A study published today in Science may be the most important AI paper in clinical medicine this year. And it happened to land on the same day I submitted a letter to JAMA arguing that AI can already deliver clinically adequate care for defined tasks.
Researchers at Harvard Medical School and Beth Israel Deaconess Medical Center ran six experiments pitting OpenAI's o1 reasoning model against hundreds of physicians across the full spectrum of clinical reasoning: differential diagnosis, management planning, probabilistic reasoning, and clinical documentation. Then they did something most AI studies don't. They tested it on 76 real, unstructured emergency department cases pulled directly from the medical record at a major academic medical center.
The results across all six experiments: the AI outperformed physicians.
On the real ER cases — the messiest, most clinically relevant test — the AI identified the correct or very close diagnosis in 67.1% of cases at initial triage, 72.4% at ER physician evaluation, and 81.6% at hospital admission. The two attending physicians scored 55.3% and 50.0% at triage, 61.8% and 52.6% at ER evaluation, and 78.9% and 69.7% at admission. The gap was widest at initial triage.
On management reasoning using expert-scored clinical vignettes, the AI scored a median of 89%. Physicians with conventional resources scored 34%. That is not a typo.
The physician evaluators were blinded and could not distinguish AI-generated differentials from human ones. One evaluator guessed correctly 15% of the time. The other guessed correctly 3% of the time.
I'm an emergency physician. I work in a rural Texas ED. These are my cases. These are my decision points. And I can tell you that the triage finding is the one that matters most. Triage is where the least information meets the highest stakes — where the wrong call means a patient sits in the waiting room while their sepsis progresses or their STEMI evolves. The AI was 12 to 17 percentage points better than experienced attendings at exactly that moment.

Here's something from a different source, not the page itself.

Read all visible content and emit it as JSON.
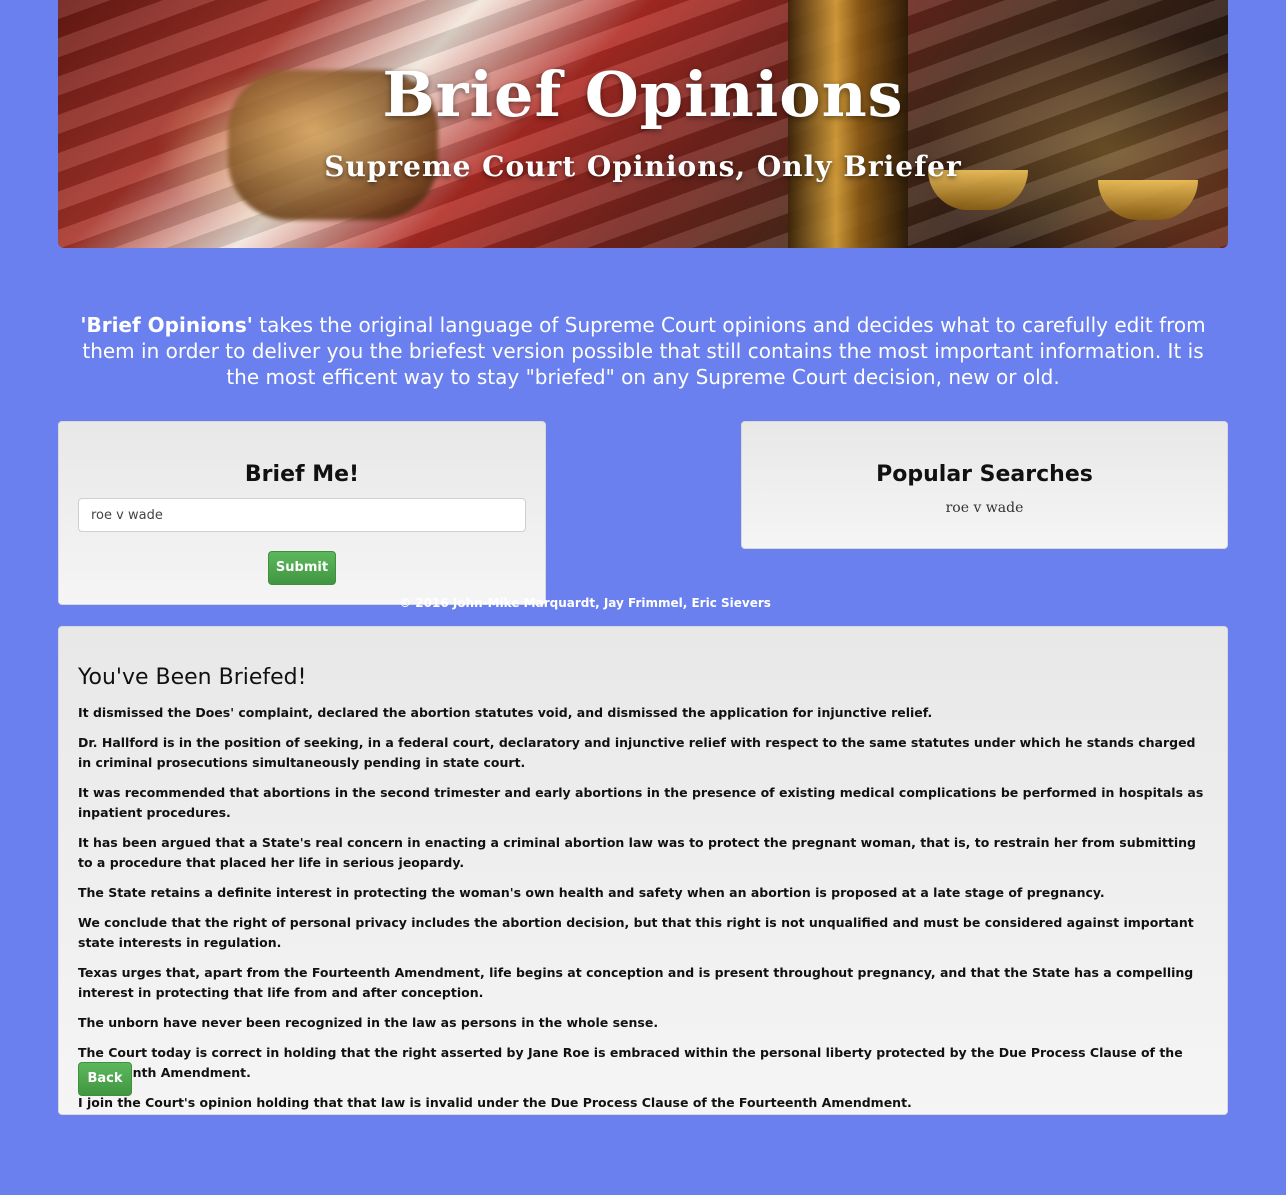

The authors are careful to note this is text-based reasoning only; the AI doesn't see the patient's distress, doesn't hear breath sounds, doesn't read the room. Those are real limitations today. But the cognitive reasoning component of emergency medicine — pattern recognition under uncertainty with incomplete data — is precisely what this model is demonstrating it can do.
This was published in Science. Not a preprint. Not a company blog post. Peer-reviewed, in one of the two most prestigious scientific journals in the world.
The profession needs to stop debating whether AI will be good enough. It needs to start planning for the fact that, for an expanding set of clinical reasoning tasks, it already is.
And yes, this was written with AI. Sorry!!